Хозе невольно содрогнулся от этих слов и тут же перекрестился.
– Ты сообщил Лусии? – спросила она.
– Нет. Я же говорил тебе, я узнал о смерти Филипе в самый первый день нашей работы в «Вилла Роза». Решил не огорчать дочь такой страшной новостью. Не волновать ее понапрасну…
– Хорошо! Сейчас я отправляюсь спать в комнату своей дочери, а утром я расскажу ей о том, что ее брат умер. – Мария направилась к дверям. – Скажи своей подружке, пусть возвращается к себе в постель, пусть ложится рядом с тобой… Если она захочет…
Мария кивнула на прощание и вышла из комнаты.
* * *– Филипе больше нет? – Лусия глянула на мать с недоверием. – А где он?
– Он превратился в ангела, Лусия. У него выросли крылышки, и он улетел на небо, чтобы быть рядом с Девой Марией.
– И сейчас он такой, как те ангелы в Аббатстве Сакромонте?
– Именно так.
– Но они же каменные, мама. Наш Филипе не такой.
– Нет, он не каменный. Думаю, он сейчас порхает где-то высоко в небесах. Возможно, он даже прилетал сюда, чтобы посмотреть на то, как ты танцуешь в «Вилла Роза».
– Может, он, мамочка, превратился в голубя? Там на площади рядом с «Вилла Роза» очень много голубей. Или стал каким-нибудь деревом, – продолжала размышлять вслух девочка. – Наша гадалка Микаэла говорит, что мы можем превратиться в кого угодно, когда снова вернемся на землю. Лично мне не хотелось бы становиться деревом. Ведь тогда я смогу только махать руками, а притопывать ногами – уже нет.

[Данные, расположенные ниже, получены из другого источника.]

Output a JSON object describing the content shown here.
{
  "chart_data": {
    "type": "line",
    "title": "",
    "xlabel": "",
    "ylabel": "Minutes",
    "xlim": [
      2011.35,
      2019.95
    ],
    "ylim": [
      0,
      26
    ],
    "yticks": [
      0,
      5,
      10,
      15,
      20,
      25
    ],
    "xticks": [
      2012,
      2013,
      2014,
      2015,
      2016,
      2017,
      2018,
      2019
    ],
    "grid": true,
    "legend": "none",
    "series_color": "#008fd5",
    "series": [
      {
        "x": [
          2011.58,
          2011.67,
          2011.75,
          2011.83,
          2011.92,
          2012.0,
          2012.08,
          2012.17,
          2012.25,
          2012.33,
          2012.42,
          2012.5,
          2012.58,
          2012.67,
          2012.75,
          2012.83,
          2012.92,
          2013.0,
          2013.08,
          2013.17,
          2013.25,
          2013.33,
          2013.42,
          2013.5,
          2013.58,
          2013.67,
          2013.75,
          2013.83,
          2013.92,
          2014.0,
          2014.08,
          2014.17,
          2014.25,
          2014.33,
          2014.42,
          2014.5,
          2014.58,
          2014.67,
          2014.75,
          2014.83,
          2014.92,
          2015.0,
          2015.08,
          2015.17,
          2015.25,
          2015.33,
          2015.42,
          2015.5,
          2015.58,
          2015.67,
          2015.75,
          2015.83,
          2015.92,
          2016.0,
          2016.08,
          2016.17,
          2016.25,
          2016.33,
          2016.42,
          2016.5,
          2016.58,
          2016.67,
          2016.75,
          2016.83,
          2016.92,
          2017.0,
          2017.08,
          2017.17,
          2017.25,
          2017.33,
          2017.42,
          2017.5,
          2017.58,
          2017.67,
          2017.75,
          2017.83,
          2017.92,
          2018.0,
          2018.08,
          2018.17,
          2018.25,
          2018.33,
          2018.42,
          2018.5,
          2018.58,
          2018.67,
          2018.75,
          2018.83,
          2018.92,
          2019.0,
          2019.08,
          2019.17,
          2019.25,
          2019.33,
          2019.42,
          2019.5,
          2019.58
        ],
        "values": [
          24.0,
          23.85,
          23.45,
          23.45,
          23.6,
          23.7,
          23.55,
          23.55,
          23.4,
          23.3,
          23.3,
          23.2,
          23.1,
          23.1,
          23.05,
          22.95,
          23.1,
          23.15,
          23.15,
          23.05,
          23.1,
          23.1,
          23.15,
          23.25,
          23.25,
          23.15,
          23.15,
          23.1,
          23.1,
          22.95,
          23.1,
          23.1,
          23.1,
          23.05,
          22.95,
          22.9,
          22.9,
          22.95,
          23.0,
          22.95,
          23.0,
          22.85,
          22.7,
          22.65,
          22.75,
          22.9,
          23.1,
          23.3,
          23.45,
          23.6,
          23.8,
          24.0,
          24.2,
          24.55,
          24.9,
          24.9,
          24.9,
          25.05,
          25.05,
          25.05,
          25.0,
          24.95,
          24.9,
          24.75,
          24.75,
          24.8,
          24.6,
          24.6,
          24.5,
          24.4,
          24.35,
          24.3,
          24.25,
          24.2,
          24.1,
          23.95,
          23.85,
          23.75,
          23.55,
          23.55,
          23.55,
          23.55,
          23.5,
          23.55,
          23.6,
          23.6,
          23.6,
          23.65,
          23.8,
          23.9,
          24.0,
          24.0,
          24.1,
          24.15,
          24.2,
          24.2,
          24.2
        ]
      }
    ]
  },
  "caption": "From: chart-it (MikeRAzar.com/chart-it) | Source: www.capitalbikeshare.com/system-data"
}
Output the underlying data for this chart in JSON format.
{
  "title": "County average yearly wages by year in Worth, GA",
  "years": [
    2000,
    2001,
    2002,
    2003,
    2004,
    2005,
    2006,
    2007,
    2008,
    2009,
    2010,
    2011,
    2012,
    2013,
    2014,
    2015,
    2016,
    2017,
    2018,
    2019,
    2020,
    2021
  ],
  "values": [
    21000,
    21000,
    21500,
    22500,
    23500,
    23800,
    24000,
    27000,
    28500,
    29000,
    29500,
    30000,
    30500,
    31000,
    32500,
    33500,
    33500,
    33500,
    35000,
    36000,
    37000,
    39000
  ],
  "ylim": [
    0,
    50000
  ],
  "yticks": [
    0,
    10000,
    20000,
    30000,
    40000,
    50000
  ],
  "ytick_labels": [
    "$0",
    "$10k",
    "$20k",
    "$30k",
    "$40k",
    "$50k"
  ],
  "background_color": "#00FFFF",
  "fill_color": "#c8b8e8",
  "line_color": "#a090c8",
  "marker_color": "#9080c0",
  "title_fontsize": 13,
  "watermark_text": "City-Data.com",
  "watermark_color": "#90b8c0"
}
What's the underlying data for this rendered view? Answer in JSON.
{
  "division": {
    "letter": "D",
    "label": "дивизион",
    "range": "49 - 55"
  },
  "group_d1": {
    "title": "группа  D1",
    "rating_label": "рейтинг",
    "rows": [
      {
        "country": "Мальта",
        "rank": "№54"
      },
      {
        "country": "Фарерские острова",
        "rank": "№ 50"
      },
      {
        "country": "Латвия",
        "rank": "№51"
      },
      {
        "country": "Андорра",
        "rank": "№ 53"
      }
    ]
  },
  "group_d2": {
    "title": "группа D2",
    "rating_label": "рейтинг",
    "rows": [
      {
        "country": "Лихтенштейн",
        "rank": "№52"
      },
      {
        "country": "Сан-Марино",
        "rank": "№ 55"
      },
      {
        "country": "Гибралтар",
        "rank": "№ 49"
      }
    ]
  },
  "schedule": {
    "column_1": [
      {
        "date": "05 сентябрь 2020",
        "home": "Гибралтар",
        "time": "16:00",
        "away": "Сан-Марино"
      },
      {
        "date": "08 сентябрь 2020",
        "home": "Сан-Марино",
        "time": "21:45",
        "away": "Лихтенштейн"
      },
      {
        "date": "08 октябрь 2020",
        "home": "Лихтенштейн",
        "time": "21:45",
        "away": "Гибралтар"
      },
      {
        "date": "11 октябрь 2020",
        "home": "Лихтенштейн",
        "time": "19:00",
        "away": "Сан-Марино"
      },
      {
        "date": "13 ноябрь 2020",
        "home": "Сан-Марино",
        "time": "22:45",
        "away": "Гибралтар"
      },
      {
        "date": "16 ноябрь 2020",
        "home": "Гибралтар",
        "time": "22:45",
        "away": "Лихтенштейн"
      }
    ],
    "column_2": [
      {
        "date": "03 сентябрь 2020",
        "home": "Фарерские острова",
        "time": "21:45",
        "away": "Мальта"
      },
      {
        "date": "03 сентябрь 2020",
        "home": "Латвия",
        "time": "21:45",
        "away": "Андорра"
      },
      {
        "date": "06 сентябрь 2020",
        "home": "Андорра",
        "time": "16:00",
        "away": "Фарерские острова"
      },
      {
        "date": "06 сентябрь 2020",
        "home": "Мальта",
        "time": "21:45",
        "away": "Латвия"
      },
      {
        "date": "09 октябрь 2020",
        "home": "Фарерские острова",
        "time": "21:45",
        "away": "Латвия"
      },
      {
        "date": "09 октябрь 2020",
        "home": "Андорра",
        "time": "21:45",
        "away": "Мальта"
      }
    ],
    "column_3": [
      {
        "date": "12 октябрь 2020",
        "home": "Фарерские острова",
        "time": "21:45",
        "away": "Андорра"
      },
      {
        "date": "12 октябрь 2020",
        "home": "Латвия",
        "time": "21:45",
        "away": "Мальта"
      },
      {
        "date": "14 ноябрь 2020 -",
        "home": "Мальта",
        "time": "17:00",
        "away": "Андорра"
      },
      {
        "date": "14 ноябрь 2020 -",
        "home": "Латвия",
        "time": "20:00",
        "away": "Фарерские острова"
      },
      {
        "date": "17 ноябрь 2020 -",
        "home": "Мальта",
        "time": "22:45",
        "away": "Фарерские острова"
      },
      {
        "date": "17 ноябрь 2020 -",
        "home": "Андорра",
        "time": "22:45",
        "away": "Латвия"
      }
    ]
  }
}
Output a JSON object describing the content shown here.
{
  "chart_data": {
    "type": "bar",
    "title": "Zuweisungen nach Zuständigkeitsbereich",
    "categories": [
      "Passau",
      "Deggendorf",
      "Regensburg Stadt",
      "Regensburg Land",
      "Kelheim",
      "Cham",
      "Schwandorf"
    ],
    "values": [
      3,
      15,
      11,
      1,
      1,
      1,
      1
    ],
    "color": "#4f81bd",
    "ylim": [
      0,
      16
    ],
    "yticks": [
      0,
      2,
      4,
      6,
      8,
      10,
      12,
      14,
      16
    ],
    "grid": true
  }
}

Мария осторожно расчесывала влажные волосы Лусии, пока девочка болтала без умолку. Мария набрала воды из фонтана, что на площади, и вымыла дочери волосы, предварительно вычесав всех вшей. Слушая разглагольствования девочки, Мария невольно вздохнула. Представления о загробном мире у Лусии были весьма смутными, изрядно разбавленные традиционными верованиями цыган. Что и понятно. Хотя испанских цыган силой вынудили принять католичество много сотен лет тому назад, их народные верования и предрассудки оказались живучими и благополучно сохранились до наших дней.